Brent D. Johnson, Senior News Editor
One of the greatest hazards to aviation is ice buildup on the control surfaces of an aircraft. If the ice is in front of an engine, it can be ingested during takeoff, causing a flameout. Ice also changes the aircraft's handling characteristics.
Near-infrared photodetector arrays are key elements of an aircraft ice-detection system.
The state of the art in ice detection is not very technical. MD-80s, 737s and smaller planes undergo tactile testing -- ground crews actually touch the aircraft. Larger aircraft are inspected visually, with crews using poles to poke and prod some locations.
Cox & Co. Inc. of New York has developed a device that, if approved for commercial use, could change routine ice inspection. The Contamination Detection System is a passive near-infrared device that uses three narrow bandpasses in the 1- to 1.5-µm range to detect the presence of ice.
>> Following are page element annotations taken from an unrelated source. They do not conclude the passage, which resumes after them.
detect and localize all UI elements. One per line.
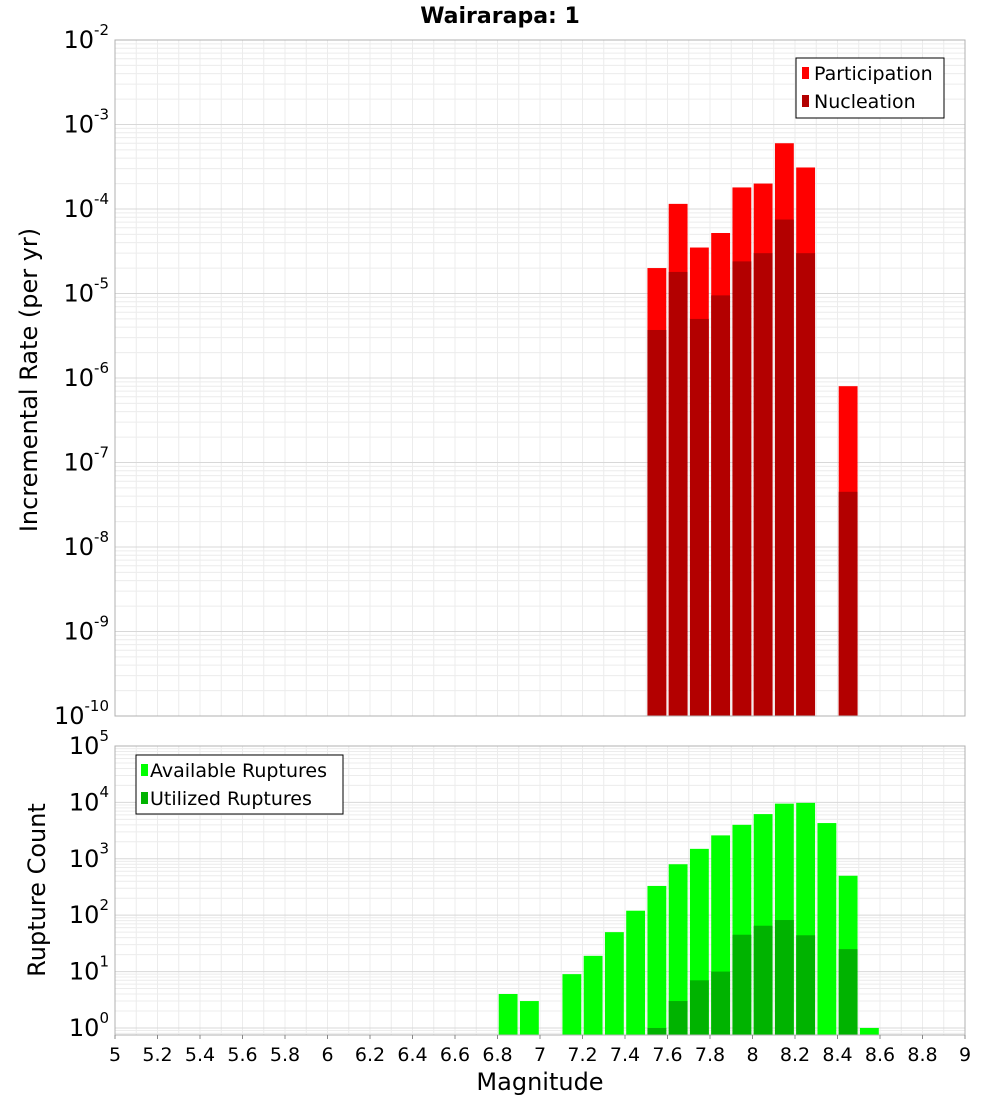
bar-available-ruptures	[668, 864, 688, 1035]
top-y-axis-label: Incremental Rate (per yr)	[15, 228, 43, 532]
bar-available-ruptures	[519, 1001, 539, 1035]
x-tick-label: 7.6	[652, 1044, 682, 1066]
y-tick-label: 10-9	[63, 612, 109, 645]
bar-available-ruptures	[626, 910, 646, 1035]
x-axis-label: Magnitude	[476, 1068, 603, 1096]
legend-swatch-participation	[802, 67, 809, 79]
bar-nucleation	[753, 253, 773, 716]
x-tick-label: 5	[109, 1044, 121, 1066]
bar-nucleation	[689, 318, 709, 716]
legend-label-utilized-ruptures: Utilized Ruptures	[150, 788, 312, 810]
x-tick-label: 8.8	[907, 1044, 937, 1066]
x-tick-label: 5.2	[142, 1044, 172, 1066]
x-tick-label: 9	[959, 1044, 971, 1066]
x-tick-label: 8	[746, 1044, 758, 1066]
x-ticks: 5 5.2 5.4 5.6 5.8 6 6.2 6.4 6.6 6.8 7 7.2 7.4 7.6 7.8 8…	[109, 1035, 971, 1066]
y-tick-label: 100	[69, 1009, 109, 1042]
y-tick-label: 103	[69, 840, 109, 873]
y-tick-label: 104	[69, 783, 109, 816]
y-tick-label: 102	[69, 896, 109, 929]
bar-nucleation	[838, 491, 858, 716]
legend-label-nucleation: Nucleation	[814, 91, 916, 113]
bar-available-ruptures	[859, 1027, 879, 1035]
y-tick-label: 10-4	[63, 190, 109, 223]
y-tick-label: 10-6	[63, 359, 109, 392]
x-tick-label: 7.4	[610, 1044, 640, 1066]
top-plot-frame	[114, 39, 966, 717]
x-tick-label: 6	[321, 1044, 333, 1066]
bottom-y-ticks: 100 101 102 103 104 105	[69, 727, 109, 1042]
bar-utilized-ruptures	[796, 935, 816, 1035]
y-tick-label: 10-3	[63, 105, 109, 138]
x-tick-label: 5.8	[270, 1044, 300, 1066]
legend-label-available-ruptures: Available Ruptures	[150, 760, 327, 782]
bar-utilized-ruptures	[689, 980, 709, 1035]
top-y-ticks: 10-10 10-9 10-8 10-7 10-6 10-5 10-4 10-3 10-2	[54, 21, 109, 730]
legend-swatch-utilized-ruptures	[141, 792, 148, 804]
top-legend: Participation Nucleation	[795, 57, 945, 119]
bottom-y-axis-label: Rupture Count	[23, 803, 51, 977]
legend-swatch-nucleation	[802, 95, 809, 107]
bottom-legend-box	[135, 754, 344, 815]
bar-nucleation	[796, 253, 816, 716]
x-tick-label: 5.4	[185, 1044, 215, 1066]
top-plot-bars	[647, 143, 858, 717]
bar-available-ruptures	[647, 885, 667, 1035]
bar-nucleation	[711, 295, 731, 716]
legend-swatch-available-ruptures	[141, 764, 148, 776]
bar-utilized-ruptures	[838, 949, 858, 1035]
y-tick-label: 101	[69, 952, 109, 985]
bottom-legend: Available Ruptures Utilized Ruptures	[135, 754, 344, 815]
y-tick-label: 105	[69, 727, 109, 760]
x-tick-label: 6.6	[440, 1044, 470, 1066]
bar-nucleation	[668, 271, 688, 716]
bar-nucleation	[647, 329, 667, 716]
bar-nucleation	[774, 219, 794, 717]
legend-label-participation: Participation	[814, 63, 933, 85]
x-tick-label: 8.4	[822, 1044, 852, 1066]
x-tick-label: 6.2	[355, 1044, 385, 1066]
y-tick-label: 10-10	[54, 697, 109, 730]
y-tick-label: 10-5	[63, 274, 109, 307]
bar-nucleation	[732, 261, 752, 716]
y-tick-label: 10-8	[63, 528, 109, 561]
bar-available-ruptures	[562, 974, 582, 1035]
bar-available-ruptures	[583, 955, 603, 1035]
x-tick-label: 7.8	[695, 1044, 725, 1066]
bar-utilized-ruptures	[774, 920, 794, 1035]
x-tick-label: 8.2	[780, 1044, 810, 1066]
y-tick-label: 10-7	[63, 443, 109, 476]
bar-utilized-ruptures	[668, 1001, 688, 1035]
bar-available-ruptures	[817, 823, 837, 1035]
bar-utilized-ruptures	[753, 925, 773, 1035]
top-plot-grid	[114, 39, 966, 717]
chart-title: Wairarapa: 1	[420, 4, 580, 29]
x-tick-label: 6.8	[482, 1044, 512, 1066]
bar-utilized-ruptures	[647, 1027, 667, 1035]
bottom-plot-bars	[498, 802, 879, 1035]
x-tick-label: 7	[534, 1044, 546, 1066]
y-tick-label: 10-2	[63, 21, 109, 54]
bar-available-ruptures	[604, 932, 624, 1035]
x-tick-label: 5.6	[227, 1044, 257, 1066]
x-tick-label: 6.4	[397, 1044, 427, 1066]
bar-utilized-ruptures	[732, 934, 752, 1035]
bar-available-ruptures	[498, 994, 518, 1035]
x-tick-label: 7.2	[567, 1044, 597, 1066]
x-tick-label: 8.6	[865, 1044, 895, 1066]
bar-utilized-ruptures	[711, 971, 731, 1035]
top-legend-box	[795, 57, 945, 119]
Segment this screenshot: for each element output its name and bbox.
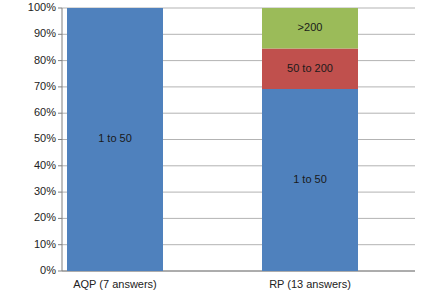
tick-label: 20% [34,211,56,223]
tick-label: 0% [40,264,56,276]
tick-label: 60% [34,106,56,118]
bar-segment [67,8,163,9]
grid [58,8,415,271]
tick-mark [58,8,62,9]
tick-mark [58,113,62,114]
tick-label: 30% [34,185,56,197]
tick-label: 80% [34,54,56,66]
tick-label: 100% [28,1,56,13]
segment-label: 50 to 200 [287,62,333,74]
tick-mark [58,271,62,272]
tick-label: 40% [34,159,56,171]
tick-label: 90% [34,27,56,39]
y-axis-line [62,8,63,271]
bars [67,8,358,271]
segment-label: 1 to 50 [98,132,132,144]
tick-mark [58,244,62,245]
tick-mark [58,86,62,87]
bar-segment [262,89,358,271]
segment-label: 1 to 50 [293,173,327,185]
tick-label: 10% [34,238,56,250]
tick-mark [58,192,62,193]
bar-segment [67,8,163,271]
tick-mark [58,218,62,219]
bar-segment [262,49,358,90]
tick-label: 50% [34,132,56,144]
bar-segment [67,8,163,9]
segment-labels: 1 to 50 1 to 50 50 to 200 >200 [98,21,333,185]
category-label: RP (13 answers) [269,278,351,290]
category-label: AQP (7 answers) [73,278,157,290]
tick-mark [58,165,62,166]
segment-label: >200 [298,21,323,33]
bar-segment [262,8,358,49]
tick-mark [58,34,62,35]
tick-mark [58,60,62,61]
chart: 0% 10% 20% 30% 40% 50% 60% 70% 80% 90% 100% 1 to 50… [0,0,423,295]
tick-mark [58,139,62,140]
tick-label: 70% [34,80,56,92]
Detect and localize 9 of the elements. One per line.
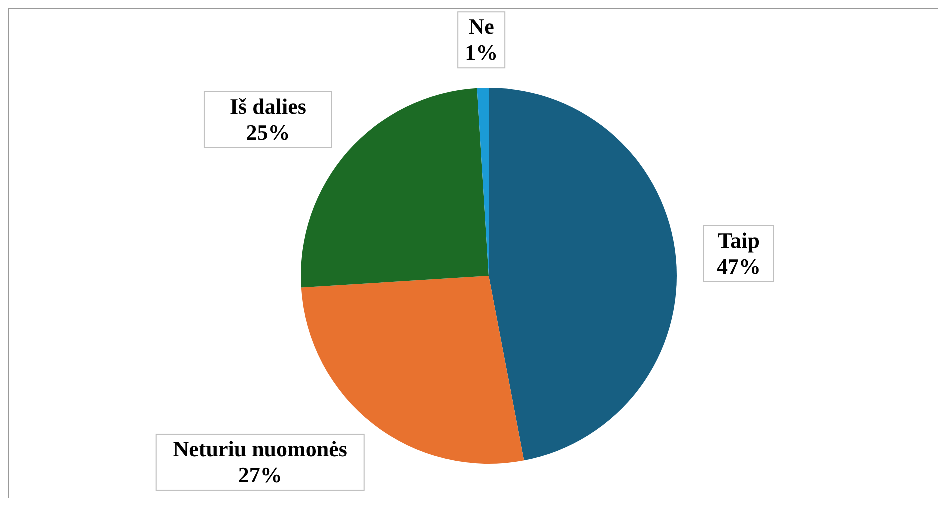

The system compares the relative intensity of light before it reaches the target and as it returns. An incandescent light enables nighttime detection.
Crews watch a monitor that shows gray-scale images of the aircraft, with icy areas showing up in red. The system can detect ice layers of 0.5 mm or thicker from as far as 65 feet away.
The company makes its own cameras, including the electronics, but it turned to Sensors Unlimited for the crucial InGaAs photodetector arrays. The choice was entirely practical: When Cox's engineers were developing the prototype, Sensors Unlimited was the only company that came forward to supply the required near-infrared area arrays.
Cox tested the system last winter at the central deicing facility at Toronto Airport.